爽やかくんの為せるワザ
「え、珠姫ちゃん!?」
「なんであんたが……」
藍くんは慌てて元カノさんから離れて私に体を向ける。
元カノさんは眉間にシワを寄せてじっと私を睨んでいて。
私はそんな2人のもとへ駆け寄った。
「ごめんなさい!藍くんは駄目ですっ」
「何よ駄目って……。ていうかあんた、ずっといたの?」
「……う、うん。勝手にすみません……」
「盗み聞きとか趣味悪。しかも邪魔しに来てるし。
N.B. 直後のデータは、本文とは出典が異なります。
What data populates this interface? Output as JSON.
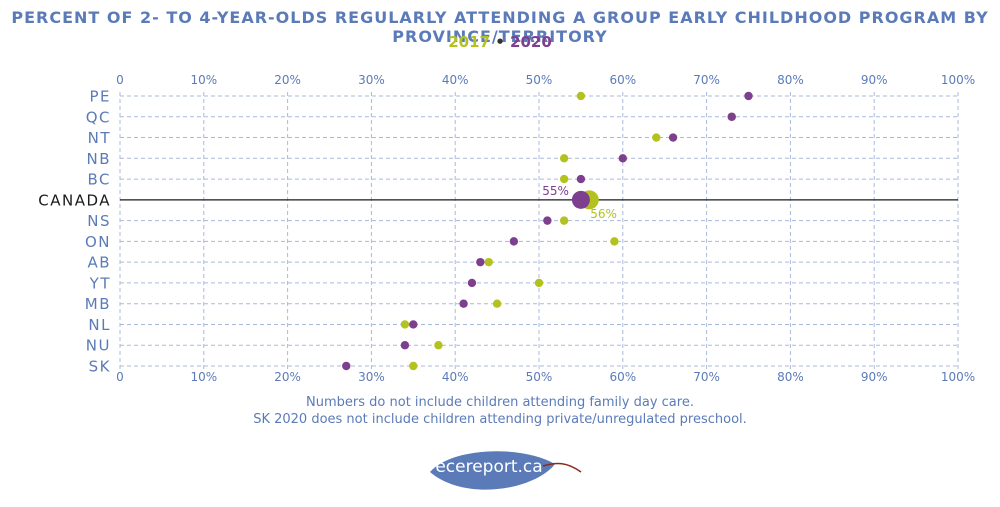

キモ」
元カノさんは私に敵意たっぷりな視線を送ってくる。
私は藍くんの前に立ちはだかって、なんとか目を逸らさずに元カノさんを見つめ続けた。
……こ、怖いっ。
けど、負けたくない!
「キモくてもいい……!でも、藍くんには何もしないで……下さい」
「うっざ。なんであたしが悪者みたいになってんの?」
「そ、そういうわけじゃ……」
「ああくっそムカつく!もう黙れっ!」
すると、目の前の元カノさんは怒りに満ちた表情で片手を振り上げた。
私は身の危険を感じて咄嗟に目を瞑る。
「駄目だろ」
ビンタする音ではなく、聞こえてきたのは頭上からの藍くんの静かな声。
恐る恐る目を開けてみると、目の前では藍くんが元カノさんの腕を掴んで向かい合っていた。
……藍くん。
「誰を叩こうとしてるんだよ」
「……チッ」
いつもと違う雰囲気の藍くんに、元カノさんは少し後ずさる。
……もしかして藍くん、怒ってる?
声のトーンがいつもより低い。
さすがの元カノさんもさっきまでの怒りが収まってる様子。